Se plaignant de la défaillance de M. [I] dans le règlement de ses charges, le syndicat des copropriétaires représenté par son syndic, la société SYNDICEO, l’a fait assigner devant ce tribunal par acte extra-judiciaire du 17 février 2023.
Aux termes de ses conclusions d’actualisation notifiées par voie électronique le 6 janvier 2025, le syndicat des copropriétaires demande au tribunal de :
CONDAMNER Monsieur [F] [I] à verser au syndicat des copropriétaires de l’immeuble du 11, rue de l’Hôtel de Ville à Neuilly-sur-Seine (92) :
— la somme de 15 115,10 €, correspondant au montant des charges dues pour la période du 1 janvier 2013 au 1 janvier 2025, avec les intérêts au taux légal à compter du 8 février 2022 pour la somme de 4 899,20 € et à compter de l’assignation pour le solde ;
— la somme de 138,60 € au titre des dépenses privatives, avec les intérêts au taux légal à compter de l’assignation ;
— la somme de 223,38 € au titre des frais de relance avec les intérêts au taux légal à compter de l’assignation ;
ORDONNER la capitalisation des intérêts dans les conditions de l’article 1343-2 du code civil ;
CONSTATER la résistance abusive et condamner Monsieur [F] [I] à verser au syndicat des copropriétaires de l’immeuble du 11, rue de l’Hôtel de Ville à Neuilly-sur-Seine (92) la somme de 2 000,00 € à titre de dommages intérêts ;
CONDAMNER Monsieur [F] [I] à verser au syndicat des copropriétaires de l’immeuble du 11, rue de l’Hôtel de Ville à Neuilly-sur-Seine (92) la somme de 2 000,00 € au titre de l’article 700 du code de procédure civile ;
CONDAMNER aux entiers dépens de l’instance ;
ORDONNER l’exécution provisoire ou rappeler qu’elle est de droit.
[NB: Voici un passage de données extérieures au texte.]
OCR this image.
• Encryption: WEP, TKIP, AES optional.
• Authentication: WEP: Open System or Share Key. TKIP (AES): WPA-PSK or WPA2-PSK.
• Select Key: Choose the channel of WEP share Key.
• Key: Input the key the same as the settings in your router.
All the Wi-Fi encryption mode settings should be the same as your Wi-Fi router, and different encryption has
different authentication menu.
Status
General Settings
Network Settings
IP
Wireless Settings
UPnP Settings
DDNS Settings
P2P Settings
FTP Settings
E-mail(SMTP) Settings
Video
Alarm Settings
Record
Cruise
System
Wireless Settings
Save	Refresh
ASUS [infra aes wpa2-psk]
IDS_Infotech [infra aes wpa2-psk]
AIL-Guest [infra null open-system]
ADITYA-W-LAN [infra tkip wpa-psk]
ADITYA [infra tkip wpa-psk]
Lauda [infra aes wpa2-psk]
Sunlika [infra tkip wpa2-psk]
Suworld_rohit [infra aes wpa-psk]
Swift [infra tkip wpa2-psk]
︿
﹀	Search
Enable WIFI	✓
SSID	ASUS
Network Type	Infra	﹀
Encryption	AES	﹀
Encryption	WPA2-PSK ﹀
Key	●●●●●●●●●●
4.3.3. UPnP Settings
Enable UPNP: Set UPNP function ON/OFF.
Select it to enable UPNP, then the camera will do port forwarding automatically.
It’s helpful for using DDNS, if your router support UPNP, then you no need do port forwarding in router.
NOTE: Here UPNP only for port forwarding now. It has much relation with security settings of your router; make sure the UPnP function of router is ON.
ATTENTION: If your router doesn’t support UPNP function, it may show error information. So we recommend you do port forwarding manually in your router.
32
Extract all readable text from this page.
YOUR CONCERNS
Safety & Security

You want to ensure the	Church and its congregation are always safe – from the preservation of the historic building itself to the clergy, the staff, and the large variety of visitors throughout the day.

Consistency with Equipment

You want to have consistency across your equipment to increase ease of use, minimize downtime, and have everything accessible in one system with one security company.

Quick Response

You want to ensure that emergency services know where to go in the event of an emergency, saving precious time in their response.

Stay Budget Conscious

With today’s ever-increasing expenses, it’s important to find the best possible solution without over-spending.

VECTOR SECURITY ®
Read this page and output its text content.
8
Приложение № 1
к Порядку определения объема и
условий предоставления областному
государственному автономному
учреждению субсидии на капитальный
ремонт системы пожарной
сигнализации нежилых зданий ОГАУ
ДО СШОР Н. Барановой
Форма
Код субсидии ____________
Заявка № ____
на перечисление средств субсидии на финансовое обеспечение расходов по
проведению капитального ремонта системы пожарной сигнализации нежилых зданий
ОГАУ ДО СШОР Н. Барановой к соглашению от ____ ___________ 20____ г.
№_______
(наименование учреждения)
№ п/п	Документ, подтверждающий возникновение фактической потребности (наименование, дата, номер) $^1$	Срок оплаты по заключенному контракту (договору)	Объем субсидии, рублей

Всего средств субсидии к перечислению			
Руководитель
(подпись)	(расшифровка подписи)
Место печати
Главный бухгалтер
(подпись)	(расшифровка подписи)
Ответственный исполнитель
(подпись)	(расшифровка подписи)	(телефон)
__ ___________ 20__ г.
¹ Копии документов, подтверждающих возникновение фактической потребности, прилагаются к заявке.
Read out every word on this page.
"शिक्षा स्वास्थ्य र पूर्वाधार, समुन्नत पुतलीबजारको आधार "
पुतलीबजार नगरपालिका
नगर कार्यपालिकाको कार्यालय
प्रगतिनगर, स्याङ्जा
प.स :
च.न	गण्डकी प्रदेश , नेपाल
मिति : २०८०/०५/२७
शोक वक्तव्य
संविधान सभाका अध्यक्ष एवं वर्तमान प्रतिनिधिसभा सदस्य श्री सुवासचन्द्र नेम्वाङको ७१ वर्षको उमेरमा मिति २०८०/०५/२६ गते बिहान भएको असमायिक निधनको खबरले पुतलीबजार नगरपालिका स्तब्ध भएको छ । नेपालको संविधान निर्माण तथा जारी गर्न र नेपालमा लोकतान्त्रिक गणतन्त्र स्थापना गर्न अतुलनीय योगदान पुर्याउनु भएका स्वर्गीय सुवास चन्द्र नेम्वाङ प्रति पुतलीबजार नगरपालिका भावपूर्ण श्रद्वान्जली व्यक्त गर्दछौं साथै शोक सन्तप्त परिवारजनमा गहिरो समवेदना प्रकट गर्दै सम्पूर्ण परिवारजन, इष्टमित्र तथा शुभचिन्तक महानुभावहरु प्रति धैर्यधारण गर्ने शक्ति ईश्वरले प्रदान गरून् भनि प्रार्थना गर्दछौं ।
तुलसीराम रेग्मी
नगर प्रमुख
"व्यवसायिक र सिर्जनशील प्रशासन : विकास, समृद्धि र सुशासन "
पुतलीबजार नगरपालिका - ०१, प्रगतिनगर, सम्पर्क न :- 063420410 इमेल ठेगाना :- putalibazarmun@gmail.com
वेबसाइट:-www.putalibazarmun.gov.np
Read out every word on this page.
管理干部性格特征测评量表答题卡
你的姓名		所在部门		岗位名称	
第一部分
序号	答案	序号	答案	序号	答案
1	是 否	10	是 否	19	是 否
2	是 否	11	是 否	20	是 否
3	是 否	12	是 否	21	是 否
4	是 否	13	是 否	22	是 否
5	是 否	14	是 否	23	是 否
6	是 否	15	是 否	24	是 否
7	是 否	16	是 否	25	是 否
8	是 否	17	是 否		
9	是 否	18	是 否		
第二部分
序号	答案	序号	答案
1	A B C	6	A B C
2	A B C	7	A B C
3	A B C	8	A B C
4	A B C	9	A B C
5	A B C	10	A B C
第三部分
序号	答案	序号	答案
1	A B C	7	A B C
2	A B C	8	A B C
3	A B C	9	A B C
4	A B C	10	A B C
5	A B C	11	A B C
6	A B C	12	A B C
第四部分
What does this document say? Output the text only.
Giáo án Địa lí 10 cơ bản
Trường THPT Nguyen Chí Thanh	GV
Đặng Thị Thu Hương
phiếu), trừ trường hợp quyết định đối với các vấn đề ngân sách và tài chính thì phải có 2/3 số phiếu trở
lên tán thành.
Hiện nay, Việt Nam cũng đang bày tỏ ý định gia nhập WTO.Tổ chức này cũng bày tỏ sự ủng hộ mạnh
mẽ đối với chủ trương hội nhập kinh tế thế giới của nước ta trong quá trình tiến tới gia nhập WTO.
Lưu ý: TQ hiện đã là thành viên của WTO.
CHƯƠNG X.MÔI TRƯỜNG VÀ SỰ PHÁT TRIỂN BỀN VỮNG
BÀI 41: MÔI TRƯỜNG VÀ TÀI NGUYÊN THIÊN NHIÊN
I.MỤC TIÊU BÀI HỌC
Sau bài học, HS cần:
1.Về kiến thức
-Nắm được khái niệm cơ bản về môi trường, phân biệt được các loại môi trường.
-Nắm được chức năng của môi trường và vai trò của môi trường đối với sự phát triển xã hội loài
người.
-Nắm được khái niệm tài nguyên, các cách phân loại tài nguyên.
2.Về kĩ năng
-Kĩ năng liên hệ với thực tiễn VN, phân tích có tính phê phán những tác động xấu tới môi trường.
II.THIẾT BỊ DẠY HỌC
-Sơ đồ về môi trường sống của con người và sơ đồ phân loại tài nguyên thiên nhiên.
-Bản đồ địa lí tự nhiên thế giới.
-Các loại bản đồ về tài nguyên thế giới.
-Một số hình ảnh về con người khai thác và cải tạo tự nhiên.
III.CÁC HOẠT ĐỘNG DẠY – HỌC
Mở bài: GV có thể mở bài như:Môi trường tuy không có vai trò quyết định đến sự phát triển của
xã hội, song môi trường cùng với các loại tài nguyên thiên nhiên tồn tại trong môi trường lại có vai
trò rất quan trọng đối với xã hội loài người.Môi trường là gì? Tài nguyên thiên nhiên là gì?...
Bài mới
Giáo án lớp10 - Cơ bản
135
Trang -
M. [I], assigné en l’étude du commissaire de justice instrumentaire, qui indique lui avoir adressé la lettre prévue à l’article 658 du code de procédure civile, a constitué avocat par déclaration reçue au greffe le 28 août 2023. Le présent jugement sera donc contradictoire.
Le défendeur, non comparant et n’ayant régularisé aucune conclusion, n’apporte par définition aucun élément de nature à contester les demandes du syndicat des copropriétaires.
Ainsi que le permet l’article 455 du code de procédure civile, il conviendra de se référer aux dernières conclusions précitées du syndicat des copropriétaires, pour un plus ample exposé de ses moyens et prétentions.
L’ordonnance de clôture est intervenue le 25 janvier 2024 et l’affaire a été fixée à l’audience du 17 septembre 2024, date reportée au 21 janvier 2025.
MOTIFS DE LA DÉCISION
A titre liminaire
En vertu de l’article 472 du code de procédure civile, lorsque le défendeur ne comparaît pas, il est néanmoins statué sur le fond et le juge ne fait droit à la demande que s’il l’estime régulière, recevable et bien fondée.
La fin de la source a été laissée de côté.